The suspended tax was proposed in the 2017 national budget and had been imposed on rice, margarine, cereals, maheu, potatoes, meat (pork, beef, fish and chicken) with effect from last month.
Finance and Economic Development Minister Patrick Chinamasa announced the suspension of the new tax in Parliament on Tuesday.
“Following the debate that took place here and input from stakeholder representations, wherein concerns have been raised regarding potential informalisation due to perceived price increase, I propose to shelve the implementation of Statutory Instrument 20 of 2017, which levies VAT on potatoes, rice, margarine, maheu and meat products,” said Minister Chinamasa.
“This will allow for further consultation with relevant stakeholders and those consultations, I will start them with this august House.

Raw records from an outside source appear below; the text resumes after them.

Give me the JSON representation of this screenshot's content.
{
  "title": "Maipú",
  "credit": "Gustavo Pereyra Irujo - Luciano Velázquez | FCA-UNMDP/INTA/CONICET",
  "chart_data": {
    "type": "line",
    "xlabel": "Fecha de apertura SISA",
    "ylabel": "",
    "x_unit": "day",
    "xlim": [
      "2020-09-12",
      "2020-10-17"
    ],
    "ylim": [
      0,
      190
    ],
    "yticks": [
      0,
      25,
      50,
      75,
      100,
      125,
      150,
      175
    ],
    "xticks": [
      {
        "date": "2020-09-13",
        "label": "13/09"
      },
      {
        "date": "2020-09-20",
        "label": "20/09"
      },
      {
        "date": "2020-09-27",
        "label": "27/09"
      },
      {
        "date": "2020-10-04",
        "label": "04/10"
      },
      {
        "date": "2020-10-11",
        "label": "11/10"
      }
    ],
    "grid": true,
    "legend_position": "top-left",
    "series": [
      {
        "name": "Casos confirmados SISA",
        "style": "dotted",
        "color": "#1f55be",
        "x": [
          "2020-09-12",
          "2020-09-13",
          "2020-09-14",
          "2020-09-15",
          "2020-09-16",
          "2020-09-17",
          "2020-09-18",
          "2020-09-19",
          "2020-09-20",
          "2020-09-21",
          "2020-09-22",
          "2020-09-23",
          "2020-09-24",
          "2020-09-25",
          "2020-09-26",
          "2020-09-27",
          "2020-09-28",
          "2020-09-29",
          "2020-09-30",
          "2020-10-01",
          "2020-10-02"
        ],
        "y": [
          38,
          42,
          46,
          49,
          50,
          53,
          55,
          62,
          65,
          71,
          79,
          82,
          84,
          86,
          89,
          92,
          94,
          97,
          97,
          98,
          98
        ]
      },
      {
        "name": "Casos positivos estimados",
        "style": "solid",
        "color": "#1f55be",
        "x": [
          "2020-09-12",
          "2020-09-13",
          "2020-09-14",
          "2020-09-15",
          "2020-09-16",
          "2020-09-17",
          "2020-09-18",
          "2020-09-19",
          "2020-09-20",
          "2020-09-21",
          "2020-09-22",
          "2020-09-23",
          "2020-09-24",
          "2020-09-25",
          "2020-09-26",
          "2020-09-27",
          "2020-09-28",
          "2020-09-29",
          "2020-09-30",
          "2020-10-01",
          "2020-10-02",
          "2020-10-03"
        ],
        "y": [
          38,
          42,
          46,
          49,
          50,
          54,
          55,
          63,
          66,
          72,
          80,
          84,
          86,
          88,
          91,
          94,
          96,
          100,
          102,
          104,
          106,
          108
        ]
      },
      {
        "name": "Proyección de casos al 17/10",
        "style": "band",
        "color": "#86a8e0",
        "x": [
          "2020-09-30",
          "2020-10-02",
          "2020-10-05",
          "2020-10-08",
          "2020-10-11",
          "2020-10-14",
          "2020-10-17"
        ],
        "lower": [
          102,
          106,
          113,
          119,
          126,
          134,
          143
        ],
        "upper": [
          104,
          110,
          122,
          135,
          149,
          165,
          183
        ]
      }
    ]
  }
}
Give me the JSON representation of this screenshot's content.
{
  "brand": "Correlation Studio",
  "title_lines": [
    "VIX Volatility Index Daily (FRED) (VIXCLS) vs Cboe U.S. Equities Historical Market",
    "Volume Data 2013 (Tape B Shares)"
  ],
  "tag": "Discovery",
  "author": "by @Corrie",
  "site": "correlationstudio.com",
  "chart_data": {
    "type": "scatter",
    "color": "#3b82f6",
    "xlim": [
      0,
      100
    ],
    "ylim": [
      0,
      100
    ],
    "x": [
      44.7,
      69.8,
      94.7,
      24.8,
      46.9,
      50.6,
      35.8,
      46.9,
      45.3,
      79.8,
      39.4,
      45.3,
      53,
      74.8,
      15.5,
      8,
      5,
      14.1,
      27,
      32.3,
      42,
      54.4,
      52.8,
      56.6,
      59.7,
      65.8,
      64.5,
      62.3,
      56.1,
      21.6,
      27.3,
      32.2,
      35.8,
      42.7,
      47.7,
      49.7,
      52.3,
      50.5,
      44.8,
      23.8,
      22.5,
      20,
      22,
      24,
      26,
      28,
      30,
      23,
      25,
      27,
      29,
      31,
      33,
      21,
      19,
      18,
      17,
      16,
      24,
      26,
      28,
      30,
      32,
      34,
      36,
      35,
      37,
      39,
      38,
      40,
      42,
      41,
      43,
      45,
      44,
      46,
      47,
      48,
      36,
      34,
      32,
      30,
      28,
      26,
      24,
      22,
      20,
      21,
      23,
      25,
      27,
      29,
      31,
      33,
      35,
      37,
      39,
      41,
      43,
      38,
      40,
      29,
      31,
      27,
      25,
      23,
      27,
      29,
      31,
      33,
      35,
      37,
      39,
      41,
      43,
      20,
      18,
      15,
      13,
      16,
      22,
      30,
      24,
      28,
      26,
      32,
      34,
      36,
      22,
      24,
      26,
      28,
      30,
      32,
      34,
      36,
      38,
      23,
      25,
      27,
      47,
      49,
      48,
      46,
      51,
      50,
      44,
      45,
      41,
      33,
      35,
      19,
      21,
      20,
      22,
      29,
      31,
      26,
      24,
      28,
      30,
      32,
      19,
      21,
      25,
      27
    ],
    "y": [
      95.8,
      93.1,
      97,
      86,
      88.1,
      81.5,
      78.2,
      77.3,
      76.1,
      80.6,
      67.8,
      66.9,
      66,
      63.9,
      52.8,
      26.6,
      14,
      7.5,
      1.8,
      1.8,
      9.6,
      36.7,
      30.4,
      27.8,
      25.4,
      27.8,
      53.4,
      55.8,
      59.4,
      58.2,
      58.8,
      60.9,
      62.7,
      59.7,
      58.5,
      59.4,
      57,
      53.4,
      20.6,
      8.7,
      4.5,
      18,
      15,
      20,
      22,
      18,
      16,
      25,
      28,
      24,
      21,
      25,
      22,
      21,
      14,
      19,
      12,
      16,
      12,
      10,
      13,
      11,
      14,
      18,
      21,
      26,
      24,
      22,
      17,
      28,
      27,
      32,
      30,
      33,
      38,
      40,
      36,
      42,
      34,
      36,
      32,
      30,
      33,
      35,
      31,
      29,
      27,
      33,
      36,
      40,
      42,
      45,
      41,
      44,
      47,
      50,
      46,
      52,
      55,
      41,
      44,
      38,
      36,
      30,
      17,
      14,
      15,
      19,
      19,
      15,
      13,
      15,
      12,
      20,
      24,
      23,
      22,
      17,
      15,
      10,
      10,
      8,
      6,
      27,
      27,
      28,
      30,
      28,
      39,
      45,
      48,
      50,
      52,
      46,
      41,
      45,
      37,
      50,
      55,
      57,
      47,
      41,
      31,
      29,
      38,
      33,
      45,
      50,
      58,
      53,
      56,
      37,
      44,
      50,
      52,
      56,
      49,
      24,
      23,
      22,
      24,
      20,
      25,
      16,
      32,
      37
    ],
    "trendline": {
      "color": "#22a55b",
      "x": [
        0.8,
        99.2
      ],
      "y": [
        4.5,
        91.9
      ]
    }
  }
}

I need the august House to give me guidance,” he said.
Several interested parties that include consumers, farmers, millers, economic experts and civic society, have already raised the red flag warning that the price increases would trigger inflation, stimulate smuggling of cheap imports thereby crippling economic growth.
Minister Chinamasa said the basis for standard rating the products was mainly due to the need to rationalise the schedule of zero rated and exempt goods in order to broaden the tax base and minimise the cost of tax administration.
He said Zimbabwe and other Sadc member states had ratified the Sadc Protocol on Finance and Investment in which member states are mandated to harmonise taxation matters and coordinate tax regimes.
In an endeavour to harmonise taxation matters, Minister Chinamasa said the Sadc region has developed VAT guidelines, which enable member States to sustain and enhance tax revenues on an equitable and efficient basis.
As such he said the regional bloc had agreed that the list of zero rated and exempt products should be streamlined.
He said the approach was meant to; broaden the tax base, enhance revenue generation, promote administrative efficiency, minimise corruption, ensure similarity among member states and enhance equity and fairness among others.
The minister said in the Sadc region, Zimbabwe has one of the longest list of zero rated and exempt products.
Among the list of zero rated are grains such as maize and wheat, mealie meal, bread, cooking oil, salt, milk, fruits, vegetables, eggs, inputs for manufacture of cooking oil, soya beans, protective clothing, animal feeds and remedies, pesticides, fertilisers, medical services, selected pharmaceutical products, domestic supply of electricity, domestic supply of water and supply of goods such as books, typewriters and maps for use by physically challenged persons, among others.
Countries such as Namibia, Lesotho, Malawi, and Zambia have a minimum list of zero rated and exempt products and they charge VAT on products such as rice, fresh milk, fruits, eggs and meat products among others.
The minister expressed concern over low revenue in the Treasury saying he needs to tax something to raise money to pay for service delivery, allowances, and wages.
Legislators have since welcomed the move to suspend the 15 percent VAT on basic ommodities and urged businesses to revert to the old prices.
The law makers said the 15 percent VAT had resulted in a big jump in prices which had made most of the basic commodities unaffordable especially to the poor.
“I thank the Minister of Finance and Economic Development for suspending the tax. We were failing to provide for our children and some children were now under nourished because we could not afford to buy nutritional foods,” said Auxillia Mnangagwa, the MP for Chirumhanzu-Zibagwe constituency.